'Will you not go to the Earl of Bedford?' she said eagerly. 'Did he hear what his godson did, I know he would stretch out his hand, and the Lord would prosper him. Truly, I thought when godly young Master Russell, as he was then, held my pretty curly-pated Frank at his baptism, that he would prove the firstfruits of a vineyard that should be savoury in the nostrils of the Lord. But He punished my pride, and lo! my vine bore nothing but thistles. Still, go to him, Master Jasper, and he will save them.'
'But my lord is far away in Berwick,' said I, 'where I cannot reach him.'
'Then write to him letters,' she answered, 'or go inform Sir Fulke how they deal with his boy. He is a Justice, and will tell the Queen, and stop this ungodly breaking of the laws.'
I think this plan had come into my mind before; yet I had driven it away as one that sorted ill with my honour, and fearing to get the Drakes and Harry into some trouble. Now it looked less evil to me; for I think this poor weary mother had somewhat unmanned me. Without promising I said I would do all in my power, which seemed greatly to comfort her.
So I took my leave, and coming by boat to Rochester, where I found Lashmer, rode gloomily towards Longdene, much pondering what way my duty lay.
By the time I reached the place where the roads to Longdene and Ashtead parted, I had made up my mind, as I knew from the first I should. The Puritan party at Cambridge was already growing marvellously grim-minded. There had been many who muttered secretly against the masques and comedies with which the university had entertained the Queen, and in many other things Mr. Cartwright and his friends, of whom I was one of the most loyal and devoted, began to show a growing faith in all that made life hard and mournful, no less than an ever-waxing mistrust of whatever was easy and pleasant.
Tried by this terrible test, my true duty, as I thought, was easy to see. I had an inborn English horror of tale-bearing. Here, then, was an occasion to wound the carnal scruple. I had a love for Harry that was the one bright light in my life, I had an admiration and belief in him that fed my hunger for guidance to a noble life. Here, then, was a time in which I might humble my earthly idol in the dust.

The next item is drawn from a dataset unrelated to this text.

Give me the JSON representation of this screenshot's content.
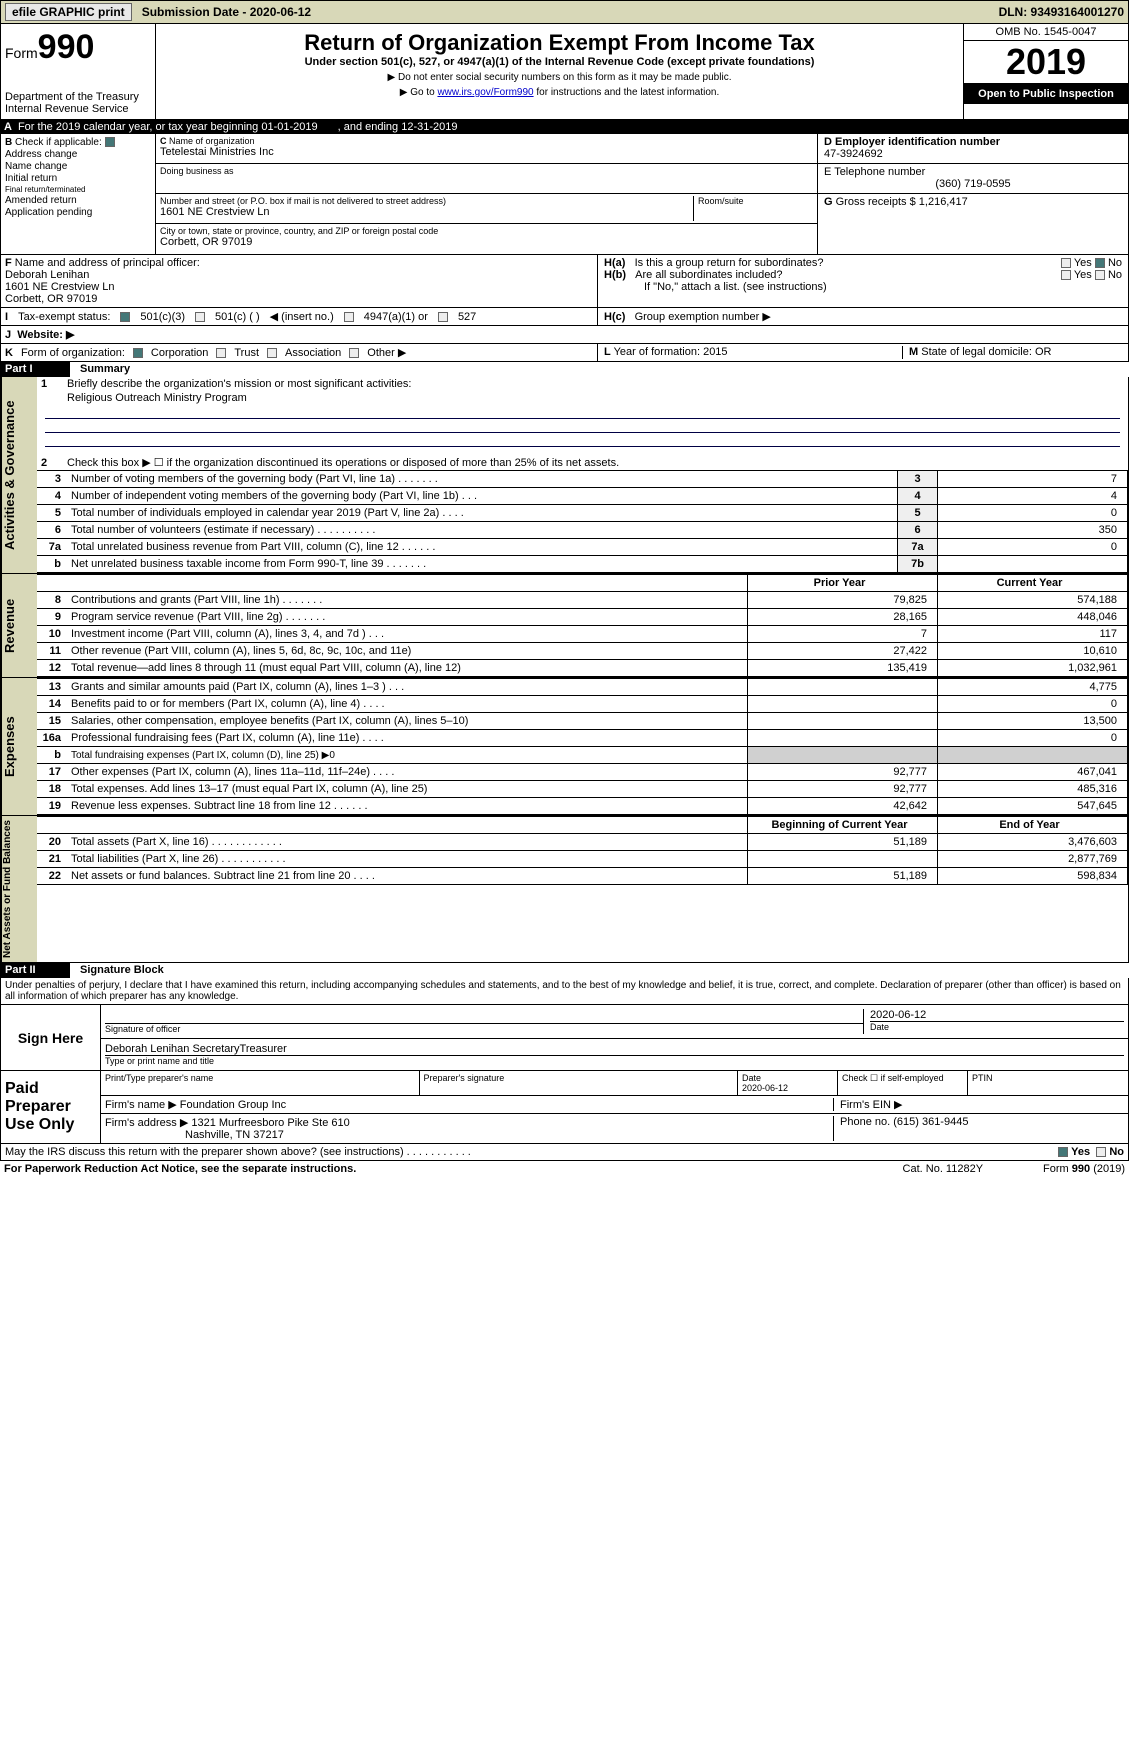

Poor lad, poor lad! I can look back now from the quiet spot whither God has led me, and see my youth as something apart from me. I can pity it now, ay, and grieve for it too, seeing that I know how many at this very hour are torturing themselves, even as did that youth, that was I, long ago.
When will one arise with tongue and pen of flame to show them what they do, that men may cease to mar what God in His wisdom and goodness has made so fair? Why will ye be so doting, good people? What blindness has seized you, so that you cannot understand the gift of life that He has given you? It is hard, I know, to fathom all its depths, and fully understand the voice with which it speaks to you; yet treat it not, therefore, like some poor, mad thing that must be laid by the heels and scourged and starved, till it grow so foul and ill-favoured that even the angels, who weep for the folly of mankind, shall turn from it with loathing.
But I may not rail at you, for I was no wiser as I rode that night up to Ashtead. I had started late from Rochester, and it had been dark an hour or more before I saw the crowded turrets and gables of my guardian's house faintly outlined against the starlit sky.